Она рассказывала о том, как неприлично я вешалась на Антонио и как толкнув бедную мадам Ольберг и покалечила ей ногу, чтобы освободиться от надзора:
- Больше всего, мой дорогой, я боялась, что ты будешь обвинять брата. Клянусь, он не поощрял поведение твоей жены, Леон. Я клянусь!
Госпожа Аделаида подробно повествовала, как я лезла во все дела замка, не слушая ни добрых советов, ни даже уговоров, желая унизить бедную вдову перед слугами. Как собственная горничная…

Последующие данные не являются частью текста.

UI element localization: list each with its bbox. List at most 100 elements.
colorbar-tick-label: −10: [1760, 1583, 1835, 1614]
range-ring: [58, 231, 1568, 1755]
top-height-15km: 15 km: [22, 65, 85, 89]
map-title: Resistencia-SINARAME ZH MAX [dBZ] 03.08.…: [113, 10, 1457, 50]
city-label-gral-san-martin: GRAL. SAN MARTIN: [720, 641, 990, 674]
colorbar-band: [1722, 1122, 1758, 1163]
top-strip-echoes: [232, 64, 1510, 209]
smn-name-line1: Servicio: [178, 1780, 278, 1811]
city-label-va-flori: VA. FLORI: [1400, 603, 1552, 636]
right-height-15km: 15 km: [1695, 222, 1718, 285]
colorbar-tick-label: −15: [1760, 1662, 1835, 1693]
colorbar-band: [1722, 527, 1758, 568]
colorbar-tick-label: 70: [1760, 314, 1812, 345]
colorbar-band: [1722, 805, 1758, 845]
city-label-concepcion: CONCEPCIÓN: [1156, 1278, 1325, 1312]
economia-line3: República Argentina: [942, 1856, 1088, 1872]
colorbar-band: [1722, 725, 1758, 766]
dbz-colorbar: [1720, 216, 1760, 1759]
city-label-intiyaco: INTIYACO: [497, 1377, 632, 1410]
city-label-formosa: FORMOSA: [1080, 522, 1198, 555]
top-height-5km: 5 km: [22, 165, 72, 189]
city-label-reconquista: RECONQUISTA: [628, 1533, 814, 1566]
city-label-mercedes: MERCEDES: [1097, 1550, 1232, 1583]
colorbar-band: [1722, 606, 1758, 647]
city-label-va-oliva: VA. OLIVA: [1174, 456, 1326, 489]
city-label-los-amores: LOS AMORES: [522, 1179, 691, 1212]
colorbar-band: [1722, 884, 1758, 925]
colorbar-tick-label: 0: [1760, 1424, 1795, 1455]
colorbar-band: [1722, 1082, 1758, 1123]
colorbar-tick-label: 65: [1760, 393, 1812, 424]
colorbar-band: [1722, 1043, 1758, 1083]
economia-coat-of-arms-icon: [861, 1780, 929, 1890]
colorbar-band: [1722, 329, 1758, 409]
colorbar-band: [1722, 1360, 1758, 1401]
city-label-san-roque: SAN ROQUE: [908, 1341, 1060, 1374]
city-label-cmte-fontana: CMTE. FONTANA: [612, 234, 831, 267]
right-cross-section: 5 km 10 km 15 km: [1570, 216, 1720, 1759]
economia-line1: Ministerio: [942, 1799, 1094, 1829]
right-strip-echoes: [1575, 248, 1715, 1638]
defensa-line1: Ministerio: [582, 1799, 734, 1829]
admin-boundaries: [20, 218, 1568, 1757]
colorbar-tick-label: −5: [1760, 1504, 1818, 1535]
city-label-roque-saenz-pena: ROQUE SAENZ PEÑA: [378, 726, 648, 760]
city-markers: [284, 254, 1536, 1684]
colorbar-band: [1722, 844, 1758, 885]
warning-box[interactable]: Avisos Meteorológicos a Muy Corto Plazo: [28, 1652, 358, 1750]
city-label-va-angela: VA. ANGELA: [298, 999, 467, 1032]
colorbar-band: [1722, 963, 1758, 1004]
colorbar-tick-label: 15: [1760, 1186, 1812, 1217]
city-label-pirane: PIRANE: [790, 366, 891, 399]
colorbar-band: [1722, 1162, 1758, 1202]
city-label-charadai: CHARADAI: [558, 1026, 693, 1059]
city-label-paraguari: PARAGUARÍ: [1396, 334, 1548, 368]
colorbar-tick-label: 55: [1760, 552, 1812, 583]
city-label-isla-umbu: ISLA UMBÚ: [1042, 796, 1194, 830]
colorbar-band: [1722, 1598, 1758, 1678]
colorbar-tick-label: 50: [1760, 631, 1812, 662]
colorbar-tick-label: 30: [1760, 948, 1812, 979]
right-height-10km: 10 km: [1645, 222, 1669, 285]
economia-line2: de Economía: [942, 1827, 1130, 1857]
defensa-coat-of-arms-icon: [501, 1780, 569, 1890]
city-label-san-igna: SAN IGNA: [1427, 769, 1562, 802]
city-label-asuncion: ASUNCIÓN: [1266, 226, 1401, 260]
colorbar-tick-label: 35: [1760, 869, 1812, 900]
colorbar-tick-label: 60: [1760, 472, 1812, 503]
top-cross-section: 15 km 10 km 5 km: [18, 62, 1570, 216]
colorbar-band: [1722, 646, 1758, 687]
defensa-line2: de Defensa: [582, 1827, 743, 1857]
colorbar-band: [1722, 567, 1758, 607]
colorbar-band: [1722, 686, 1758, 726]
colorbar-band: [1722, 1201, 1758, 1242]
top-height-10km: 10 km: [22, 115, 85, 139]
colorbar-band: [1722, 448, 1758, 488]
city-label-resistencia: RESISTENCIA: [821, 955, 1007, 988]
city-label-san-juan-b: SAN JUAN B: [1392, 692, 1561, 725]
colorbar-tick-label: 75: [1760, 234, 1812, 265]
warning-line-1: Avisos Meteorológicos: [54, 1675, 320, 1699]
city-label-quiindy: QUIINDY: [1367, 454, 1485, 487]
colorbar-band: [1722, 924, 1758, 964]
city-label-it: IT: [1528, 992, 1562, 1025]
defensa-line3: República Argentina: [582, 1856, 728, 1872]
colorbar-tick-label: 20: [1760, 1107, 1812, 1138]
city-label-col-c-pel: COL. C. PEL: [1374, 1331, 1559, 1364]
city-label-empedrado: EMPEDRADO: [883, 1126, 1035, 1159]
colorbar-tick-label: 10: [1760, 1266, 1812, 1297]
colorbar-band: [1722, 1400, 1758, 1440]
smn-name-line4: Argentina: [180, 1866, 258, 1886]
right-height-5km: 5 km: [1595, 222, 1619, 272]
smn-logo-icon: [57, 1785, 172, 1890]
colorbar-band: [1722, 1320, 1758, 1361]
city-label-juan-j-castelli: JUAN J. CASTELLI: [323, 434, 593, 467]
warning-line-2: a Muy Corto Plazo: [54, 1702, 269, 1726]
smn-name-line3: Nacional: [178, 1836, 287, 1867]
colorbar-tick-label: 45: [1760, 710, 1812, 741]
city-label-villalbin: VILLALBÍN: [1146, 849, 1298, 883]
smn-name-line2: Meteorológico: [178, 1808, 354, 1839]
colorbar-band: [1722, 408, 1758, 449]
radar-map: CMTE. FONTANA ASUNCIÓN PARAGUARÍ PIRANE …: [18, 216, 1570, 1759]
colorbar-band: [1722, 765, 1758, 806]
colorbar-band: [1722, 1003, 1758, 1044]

- ...да, да, дорогой Леон, Эмина готова поклясться на Библии!… - графиня даже перекрестилась от усердия, показывая, что она полностью верит горничной…- Твоя жена бегала по ночам в казарму и предавалась там разврату под покровительством лекаря. Конечно, дорогой Леон, все это звучит ужасно, но я счастлива, что здесь нет чужих людей. Так опозорить род и свою новую семью – просто уму непостижимо! Уж я не знаю, что твоя так называемая жена наплела нашему многоуважаемому кастеляну, – легкий кивок в сторону кастеляна и мягкая улыбка прощения. – Но вчера днём мэтр Хофман приказал взять меня, ту, что заменила тебе мать, под стражу! Я надеюсь, мальчик мой, что ты разберёшься в этой ужасной ситуации и очистишь моё доброе имя, – уже успокаиваясь графиня снова набожно перекрестилась и, скромно опустив взгляд, аккуратно сложила руки на столе.